One of our friends in the car mentioned NoFap. It was around the time that I had started taking cold showers every day, writing my dreams down every morning and getting into a fixed schedule of meditation; I decided “If I can get all these things together, I must be able to quit porn.” and with that in mind I proceeded to check out the site. I found the all of the advice and background research enlightening and helpful in the extreme, immediately subscribed and found myself reading out segments of the newsletter to my girlfriend every week, meditating on the concepts and even trying to apply them to other aspects of my life. Since then, I admit I have relapsed a couple of times, but it never resulted in an all-out binge. This is because after the act was done I was able to forgive my awareness for being outfoxed by the formidable combination of dopamine cravings and high-speed internet. Then it was just a matter of pulling my trousers up, observing what had led up to that and getting on with my day as best I could.
I can safely say now that I am done with watching porn, and I owe my thanks in no small part to Mark Queppet, the NoFap Academy and the Sacred Sexuality project – all of which have combined to help me in viewing my addiction to porn in a serious and pragmatic way. The power-journaling and methods for overcoming discomfort have proved immensely helpful to me with other addictions too.
Since quitting porn I have been on a steady incline towards downloading a new – one could say Alpha – operating system for myself. I feel more alive, and the small things – whether it’s taking a walk, cooking for my girlfriend, listening to music or something else – all make a big impression on me. My life-goals have also changed: from wanting to get certain things to wanting to be a certain way. I realise how, intrinsically, I have everything I need to live every day fulfillingly.
I don’t want to ‘escape’ from life into porn anymore.

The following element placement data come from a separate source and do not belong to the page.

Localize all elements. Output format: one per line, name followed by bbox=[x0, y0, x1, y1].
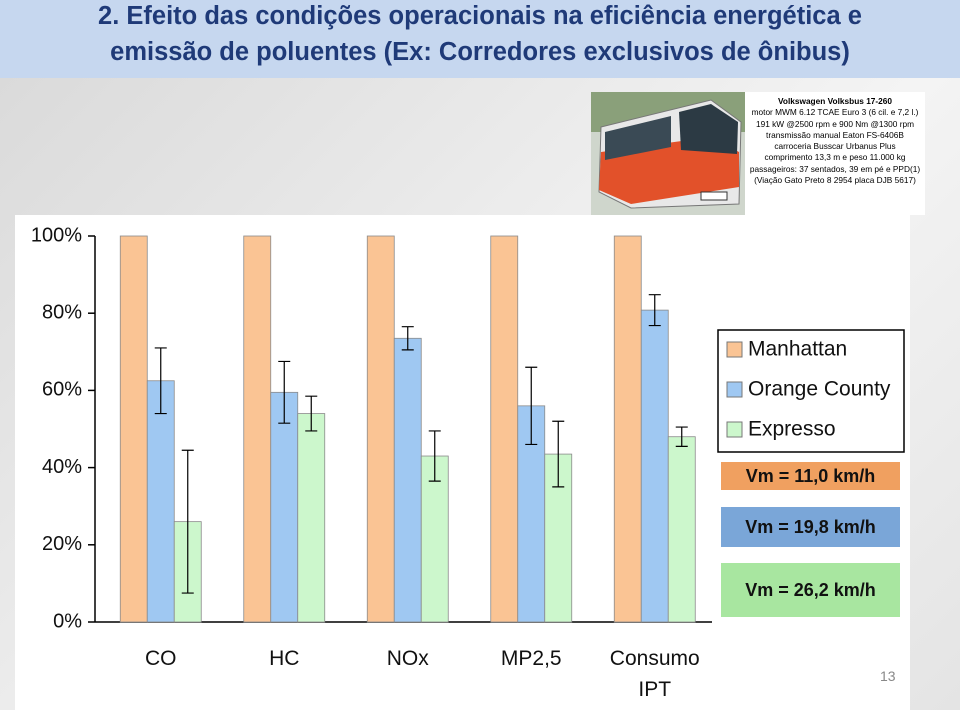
title: 2. Efeito das condições operacionais na … bbox=[98, 2, 862, 30]
bar bbox=[297, 413, 326, 623]
legend-label: Orange County bbox=[748, 378, 891, 401]
title: emissão de poluentes (Ex: Corredores exc… bbox=[110, 38, 850, 66]
bar bbox=[243, 235, 272, 623]
error-bar bbox=[181, 449, 194, 594]
bar bbox=[119, 235, 148, 623]
bar bbox=[613, 235, 642, 623]
bus-spec: Volkswagen Volksbus 17-260 motor MWM 6.12… bbox=[745, 92, 925, 215]
spec-line: passageiros: 37 sentados, 39 em pé e PPD… bbox=[749, 163, 921, 174]
y-tick-label: 40% bbox=[42, 456, 82, 478]
x-tick-label: HC bbox=[269, 647, 300, 670]
y-tick-label: 80% bbox=[42, 301, 82, 323]
bar bbox=[270, 391, 299, 623]
error-bar bbox=[401, 326, 414, 351]
spec-line: motor MWM 6.12 TCAE Euro 3 (6 cil. e 7,2… bbox=[751, 107, 919, 118]
x-tick-label: NOx bbox=[386, 647, 429, 670]
legend-swatch bbox=[726, 381, 743, 398]
page-number: 13 bbox=[880, 668, 896, 684]
legend-swatch bbox=[726, 341, 743, 358]
bar bbox=[393, 337, 422, 623]
y-tick-label: 20% bbox=[42, 533, 82, 555]
bus-photo bbox=[591, 92, 745, 215]
spec-line: 191 kW @2500 rpm e 900 Nm @1300 rpm bbox=[756, 118, 914, 129]
bar bbox=[366, 235, 395, 623]
legend-swatch bbox=[726, 421, 743, 438]
bar bbox=[667, 436, 696, 623]
speed-label: Vm = 26,2 km/h bbox=[721, 563, 900, 617]
y-tick-label: 60% bbox=[42, 379, 82, 401]
bar bbox=[640, 309, 669, 623]
x-tick-label: Consumo IPT bbox=[609, 647, 700, 701]
legend-box bbox=[717, 329, 905, 453]
title-bar: 2. Efeito das condições operacionais na … bbox=[0, 0, 960, 78]
error-bar bbox=[525, 366, 538, 446]
error-bar bbox=[552, 420, 565, 488]
speed-label: Vm = 11,0 km/h bbox=[721, 462, 900, 490]
error-bar bbox=[154, 347, 167, 415]
error-bar bbox=[675, 426, 688, 447]
bar bbox=[490, 235, 519, 623]
speed-label: Vm = 19,8 km/h bbox=[721, 507, 900, 547]
spec-line: carroceria Busscar Urbanus Plus bbox=[774, 141, 896, 152]
x-tick-label: MP2,5 bbox=[500, 647, 562, 670]
spec-line: transmissão manual Eaton FS-6406B bbox=[766, 129, 904, 140]
y-tick-label: 100% bbox=[31, 224, 82, 246]
legend-label: Expresso bbox=[748, 418, 836, 441]
bar bbox=[146, 380, 175, 623]
bar bbox=[420, 455, 449, 623]
error-bar bbox=[428, 430, 441, 482]
y-tick-label: 0% bbox=[53, 610, 82, 632]
error-bar bbox=[278, 360, 291, 424]
error-bar bbox=[648, 294, 661, 327]
spec-line: (Viação Gato Preto 8 2954 placa DJB 5617… bbox=[754, 175, 916, 186]
spec-line: Volkswagen Volksbus 17-260 bbox=[777, 96, 893, 106]
legend-label: Manhattan bbox=[748, 338, 847, 361]
error-bar bbox=[305, 395, 318, 432]
spec-line: comprimento 13,3 m e peso 11.000 kg bbox=[764, 152, 906, 163]
x-tick-label: CO bbox=[145, 647, 177, 670]
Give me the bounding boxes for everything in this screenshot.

I have in fact been striving to escape from porn back into life, and that means no more objectification of women. No more relying on digital images for sexual arousal. No more spying on the intercourse of other people (we wouldn’t feel right about it if they were in the room, would we? so why is it OK through a computer screen?). No more comparing 8-10 different pornstars in order to get off. And most importantly: no more instant gratification; a gratification so instant that the urge is satiated before you even have the chance to notice it. That certainly was the case with me: before I even knew I was entering puberty, masturbating to digital prostitutes online became a primary reflex to stress.
In the words of Aldous Huxley, “Conditioned reflex: – it seemed, I remember, to put the lid on everything. Whereas actually, of course, it merely restated the doctrine of free will. For if reflexes can be conditioned, then, obviously, they can be re-conditioned. Learning to use the self properly, when one has been using it badly – what is it but re-conditioning one’s reflexes?” NoFap has helped me to restate my free will, re-condition my reflexes and start conforming to my ideal vision of myself, and I’m eternally grateful to them.